Expected console output is Inserted Message(2,HelloWorld)
object Test {
def main(args: Array[String]) {
Class.forName("org.h2.Driver");
import Library._
val sessionA = Session.create(DriverManager.getConnection(
"jdbc:h2:file:data/dbA","sa","password"),new H2Adapter)
val sessionB = Session.create(DriverManager.getConnection(
"jdbc:h2:file:data/dbB","sa","password"),new H2Adapter)
using(sessionA){
drop; create
myTable.insert(Message(0,"Hello"))
}
using(sessionB){
drop; create
myTable.insert(Message(0,"Goodbye"))
}
using(sessionA){
val results = from(myTable)(s => select(s))//.toList
using(sessionB){
results.foreach(m => {
val newMsg = m.copy(msg = (m.msg+"World"))
myTable.insert(newMsg)
println("Inserted "+newMsg)
})
}
}
}
case class Message(val id: Long, val msg: String) extends KeyedEntity[Long]
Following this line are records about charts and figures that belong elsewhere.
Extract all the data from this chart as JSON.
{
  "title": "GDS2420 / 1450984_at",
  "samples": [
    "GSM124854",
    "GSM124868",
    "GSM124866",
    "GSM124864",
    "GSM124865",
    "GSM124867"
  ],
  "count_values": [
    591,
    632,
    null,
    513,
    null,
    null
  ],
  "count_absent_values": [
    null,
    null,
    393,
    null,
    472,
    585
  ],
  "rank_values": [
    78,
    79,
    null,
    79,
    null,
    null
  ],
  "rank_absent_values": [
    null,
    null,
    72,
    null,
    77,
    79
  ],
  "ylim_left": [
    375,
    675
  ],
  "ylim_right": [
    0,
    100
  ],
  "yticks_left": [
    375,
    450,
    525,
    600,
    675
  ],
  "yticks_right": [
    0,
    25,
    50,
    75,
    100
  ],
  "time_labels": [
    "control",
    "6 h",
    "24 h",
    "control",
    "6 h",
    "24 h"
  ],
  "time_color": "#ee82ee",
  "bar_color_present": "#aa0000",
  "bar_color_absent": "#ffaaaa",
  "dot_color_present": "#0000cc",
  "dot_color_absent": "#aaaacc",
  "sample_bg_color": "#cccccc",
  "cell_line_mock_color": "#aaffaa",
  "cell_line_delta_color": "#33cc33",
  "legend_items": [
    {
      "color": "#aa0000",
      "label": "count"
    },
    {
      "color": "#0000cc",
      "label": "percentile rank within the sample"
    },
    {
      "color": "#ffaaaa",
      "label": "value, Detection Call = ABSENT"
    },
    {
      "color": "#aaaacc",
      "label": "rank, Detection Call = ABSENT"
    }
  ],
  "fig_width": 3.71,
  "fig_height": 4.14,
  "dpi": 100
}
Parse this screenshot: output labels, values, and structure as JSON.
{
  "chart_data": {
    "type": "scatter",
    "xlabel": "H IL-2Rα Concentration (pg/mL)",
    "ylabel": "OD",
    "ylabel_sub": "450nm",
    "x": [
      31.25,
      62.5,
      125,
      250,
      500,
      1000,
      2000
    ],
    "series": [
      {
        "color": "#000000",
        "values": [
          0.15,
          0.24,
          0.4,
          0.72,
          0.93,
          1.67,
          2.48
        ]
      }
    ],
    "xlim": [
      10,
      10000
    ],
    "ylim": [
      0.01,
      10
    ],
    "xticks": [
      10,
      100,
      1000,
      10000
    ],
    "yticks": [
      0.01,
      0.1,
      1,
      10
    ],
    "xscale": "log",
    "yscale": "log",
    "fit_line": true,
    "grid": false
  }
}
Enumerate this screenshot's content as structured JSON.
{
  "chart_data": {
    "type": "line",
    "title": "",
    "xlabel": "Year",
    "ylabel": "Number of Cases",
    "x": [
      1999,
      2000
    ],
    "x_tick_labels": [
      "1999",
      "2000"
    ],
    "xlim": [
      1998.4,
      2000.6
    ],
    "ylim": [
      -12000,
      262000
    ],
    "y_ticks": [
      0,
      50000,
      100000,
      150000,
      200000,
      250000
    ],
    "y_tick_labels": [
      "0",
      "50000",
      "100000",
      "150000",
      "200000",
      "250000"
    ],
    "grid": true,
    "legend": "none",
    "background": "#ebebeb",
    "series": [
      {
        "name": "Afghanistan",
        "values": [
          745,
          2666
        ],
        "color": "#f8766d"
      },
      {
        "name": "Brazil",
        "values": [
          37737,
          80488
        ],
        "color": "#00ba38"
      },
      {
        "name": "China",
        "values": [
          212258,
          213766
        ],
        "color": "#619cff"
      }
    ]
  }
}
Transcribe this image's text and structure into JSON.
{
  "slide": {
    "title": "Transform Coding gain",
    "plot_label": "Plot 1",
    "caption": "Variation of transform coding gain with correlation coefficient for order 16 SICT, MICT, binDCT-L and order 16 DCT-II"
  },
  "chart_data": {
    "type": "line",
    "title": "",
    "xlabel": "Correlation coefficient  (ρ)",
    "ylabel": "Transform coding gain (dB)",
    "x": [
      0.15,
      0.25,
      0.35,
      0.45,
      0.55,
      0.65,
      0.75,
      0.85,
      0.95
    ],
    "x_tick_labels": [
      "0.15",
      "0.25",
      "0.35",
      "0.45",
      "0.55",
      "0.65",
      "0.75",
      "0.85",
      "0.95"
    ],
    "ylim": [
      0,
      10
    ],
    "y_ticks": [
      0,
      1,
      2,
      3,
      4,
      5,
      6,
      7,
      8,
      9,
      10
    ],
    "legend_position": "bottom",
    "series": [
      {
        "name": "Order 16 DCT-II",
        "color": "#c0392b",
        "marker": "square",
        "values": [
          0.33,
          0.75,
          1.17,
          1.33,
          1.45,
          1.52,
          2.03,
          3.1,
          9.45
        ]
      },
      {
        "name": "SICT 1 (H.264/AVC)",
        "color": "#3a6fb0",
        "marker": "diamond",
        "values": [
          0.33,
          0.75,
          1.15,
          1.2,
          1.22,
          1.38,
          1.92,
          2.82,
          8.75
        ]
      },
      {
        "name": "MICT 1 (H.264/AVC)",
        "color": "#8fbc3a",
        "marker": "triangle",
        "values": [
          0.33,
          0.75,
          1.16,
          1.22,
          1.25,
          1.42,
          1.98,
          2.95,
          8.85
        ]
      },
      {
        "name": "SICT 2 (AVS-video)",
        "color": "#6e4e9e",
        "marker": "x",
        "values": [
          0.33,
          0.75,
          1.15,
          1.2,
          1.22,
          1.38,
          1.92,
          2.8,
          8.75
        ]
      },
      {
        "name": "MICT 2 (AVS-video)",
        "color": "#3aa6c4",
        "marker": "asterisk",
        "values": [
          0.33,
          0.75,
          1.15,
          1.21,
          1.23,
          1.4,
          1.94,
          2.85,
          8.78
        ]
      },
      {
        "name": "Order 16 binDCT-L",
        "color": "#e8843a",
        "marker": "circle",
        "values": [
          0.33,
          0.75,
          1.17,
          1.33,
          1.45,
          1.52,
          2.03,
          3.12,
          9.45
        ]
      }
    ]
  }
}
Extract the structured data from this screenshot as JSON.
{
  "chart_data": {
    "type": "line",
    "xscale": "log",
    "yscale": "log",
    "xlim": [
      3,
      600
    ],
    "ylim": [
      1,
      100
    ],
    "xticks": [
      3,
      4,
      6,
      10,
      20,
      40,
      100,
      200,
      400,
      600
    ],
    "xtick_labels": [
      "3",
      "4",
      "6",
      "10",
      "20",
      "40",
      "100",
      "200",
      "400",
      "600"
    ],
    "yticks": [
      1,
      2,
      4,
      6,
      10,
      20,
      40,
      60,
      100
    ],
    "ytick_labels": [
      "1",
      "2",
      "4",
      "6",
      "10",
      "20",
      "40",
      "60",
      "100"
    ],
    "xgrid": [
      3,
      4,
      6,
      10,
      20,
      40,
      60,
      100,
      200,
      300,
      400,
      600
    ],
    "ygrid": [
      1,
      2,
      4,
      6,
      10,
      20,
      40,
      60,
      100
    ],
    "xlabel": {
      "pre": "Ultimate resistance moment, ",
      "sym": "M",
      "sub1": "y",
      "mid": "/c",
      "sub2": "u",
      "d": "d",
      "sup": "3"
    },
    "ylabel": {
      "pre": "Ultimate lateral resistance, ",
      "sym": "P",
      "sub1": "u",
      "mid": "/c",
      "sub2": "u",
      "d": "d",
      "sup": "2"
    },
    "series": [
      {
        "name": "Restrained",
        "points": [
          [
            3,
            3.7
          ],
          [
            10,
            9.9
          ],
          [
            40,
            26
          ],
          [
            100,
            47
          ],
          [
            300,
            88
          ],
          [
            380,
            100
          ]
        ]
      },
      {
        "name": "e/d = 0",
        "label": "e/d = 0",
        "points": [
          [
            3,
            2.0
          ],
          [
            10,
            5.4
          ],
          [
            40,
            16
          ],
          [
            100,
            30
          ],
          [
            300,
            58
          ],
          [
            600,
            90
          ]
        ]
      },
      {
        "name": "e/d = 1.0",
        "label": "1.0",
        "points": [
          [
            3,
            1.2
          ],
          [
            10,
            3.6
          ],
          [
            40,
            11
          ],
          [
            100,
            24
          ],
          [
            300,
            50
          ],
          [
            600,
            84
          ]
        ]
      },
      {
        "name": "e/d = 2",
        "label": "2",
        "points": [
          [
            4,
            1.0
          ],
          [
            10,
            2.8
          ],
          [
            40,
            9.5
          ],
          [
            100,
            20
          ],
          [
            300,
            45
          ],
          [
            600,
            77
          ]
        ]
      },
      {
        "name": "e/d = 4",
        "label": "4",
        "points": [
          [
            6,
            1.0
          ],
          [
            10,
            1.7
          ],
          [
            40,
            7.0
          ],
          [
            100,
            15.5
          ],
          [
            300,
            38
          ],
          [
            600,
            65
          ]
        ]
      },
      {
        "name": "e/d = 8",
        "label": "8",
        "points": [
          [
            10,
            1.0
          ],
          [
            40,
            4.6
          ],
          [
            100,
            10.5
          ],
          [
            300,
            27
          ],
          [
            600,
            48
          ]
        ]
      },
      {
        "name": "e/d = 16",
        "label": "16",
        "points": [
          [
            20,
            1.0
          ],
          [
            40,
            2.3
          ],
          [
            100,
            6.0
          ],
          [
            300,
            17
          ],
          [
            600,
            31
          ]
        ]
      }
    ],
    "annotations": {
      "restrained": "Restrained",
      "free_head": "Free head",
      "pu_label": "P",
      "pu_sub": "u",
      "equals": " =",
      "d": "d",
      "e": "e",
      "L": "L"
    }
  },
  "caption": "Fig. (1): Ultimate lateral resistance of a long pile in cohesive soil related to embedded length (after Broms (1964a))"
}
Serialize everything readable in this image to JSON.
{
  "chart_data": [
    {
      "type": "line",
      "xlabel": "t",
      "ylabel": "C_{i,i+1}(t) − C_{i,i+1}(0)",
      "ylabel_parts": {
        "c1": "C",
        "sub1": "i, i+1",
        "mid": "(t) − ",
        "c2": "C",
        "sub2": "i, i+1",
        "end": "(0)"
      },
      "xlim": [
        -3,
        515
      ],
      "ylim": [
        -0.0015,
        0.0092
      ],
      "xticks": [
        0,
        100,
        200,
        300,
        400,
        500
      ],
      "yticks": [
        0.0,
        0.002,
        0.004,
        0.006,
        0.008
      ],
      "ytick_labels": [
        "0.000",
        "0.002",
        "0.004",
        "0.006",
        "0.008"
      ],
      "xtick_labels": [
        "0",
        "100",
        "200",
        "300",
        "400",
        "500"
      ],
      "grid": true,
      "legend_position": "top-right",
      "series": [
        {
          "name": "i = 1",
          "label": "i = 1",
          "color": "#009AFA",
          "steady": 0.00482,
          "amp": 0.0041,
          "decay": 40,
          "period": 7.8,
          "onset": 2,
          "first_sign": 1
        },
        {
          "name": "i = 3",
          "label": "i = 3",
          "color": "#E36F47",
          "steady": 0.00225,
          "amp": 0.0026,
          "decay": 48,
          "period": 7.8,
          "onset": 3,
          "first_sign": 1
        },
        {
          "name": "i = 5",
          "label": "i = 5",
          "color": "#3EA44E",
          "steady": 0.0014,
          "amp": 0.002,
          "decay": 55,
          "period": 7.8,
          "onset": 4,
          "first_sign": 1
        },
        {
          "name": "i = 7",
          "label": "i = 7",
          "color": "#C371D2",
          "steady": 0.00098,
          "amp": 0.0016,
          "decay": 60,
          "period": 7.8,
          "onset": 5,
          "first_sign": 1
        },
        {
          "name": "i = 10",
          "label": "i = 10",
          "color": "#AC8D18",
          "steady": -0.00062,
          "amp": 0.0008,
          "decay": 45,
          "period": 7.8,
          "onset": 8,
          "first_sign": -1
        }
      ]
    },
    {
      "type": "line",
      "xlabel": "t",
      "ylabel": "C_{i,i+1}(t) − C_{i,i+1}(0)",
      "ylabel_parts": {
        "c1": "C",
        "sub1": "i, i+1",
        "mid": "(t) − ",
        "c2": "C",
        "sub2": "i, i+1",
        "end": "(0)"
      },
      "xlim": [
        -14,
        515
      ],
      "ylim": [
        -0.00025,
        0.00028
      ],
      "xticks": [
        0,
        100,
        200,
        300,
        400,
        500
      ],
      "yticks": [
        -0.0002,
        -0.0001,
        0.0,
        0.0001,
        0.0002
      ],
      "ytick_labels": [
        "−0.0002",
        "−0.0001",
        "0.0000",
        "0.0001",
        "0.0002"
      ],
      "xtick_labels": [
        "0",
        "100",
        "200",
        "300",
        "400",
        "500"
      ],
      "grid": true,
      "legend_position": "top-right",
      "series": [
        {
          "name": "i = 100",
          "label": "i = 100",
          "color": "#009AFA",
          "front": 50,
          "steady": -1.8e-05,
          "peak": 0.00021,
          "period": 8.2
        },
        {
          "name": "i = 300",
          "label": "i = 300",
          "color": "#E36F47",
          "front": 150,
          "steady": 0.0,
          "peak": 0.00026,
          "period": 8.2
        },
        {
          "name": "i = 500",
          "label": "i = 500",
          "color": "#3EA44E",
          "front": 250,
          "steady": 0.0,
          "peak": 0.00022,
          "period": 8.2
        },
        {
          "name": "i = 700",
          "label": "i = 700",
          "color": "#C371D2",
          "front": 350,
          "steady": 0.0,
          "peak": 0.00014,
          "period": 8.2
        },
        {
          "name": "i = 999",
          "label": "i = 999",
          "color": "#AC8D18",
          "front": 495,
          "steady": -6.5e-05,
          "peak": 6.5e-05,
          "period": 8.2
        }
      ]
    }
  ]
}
object Library extends Schema { val myTable = table[Message] }
}
As it stands, the code prints Inserted Message(2,GoodbyeWorld), unless the toList is added on the end of the val results line.
Is there some way to bind the results query to use sessionA even when evaluated inside the using(sessionB)? This seems preferable to using toList to force the query to evaluate and store the contents in memory.
Update
Thanks to Dave Whittaker's answer, the following snippet fixes it without resorting to 'toList' and corrects my understanding of both 'using' and the running of queries.
val results = from(myTable)(s => select(s))
using(sessionA){
results.foreach(m => {
val newMsg = m.copy(msg = (m.msg+"World"))
using(sessionB){myTable.insert(newMsg)}
println("Inserted "+newMsg)
})
}
First off, I apologize for the lack of documentation. The using() construct is a new feature that is only available in SNAPSHOT builds. I actually talked to Max about some of the documentation issues for early adopters yesterday and we are working to fix them.
There isn't a way that I can think of to bind a specific Session to a Query. Looking at your example, it looks like an easy work around would be to invert your transactions. When you create a query, Squeryl doesn't actually access the DB, it just creates an AST representing the SQL to be performed, so you don't need to issue your using(sessionA) at that point. Then, when you are ready to iterate over the results you can wrap the query invocation in a using(sessionA) nested within your using(sessionB). Does that make sense?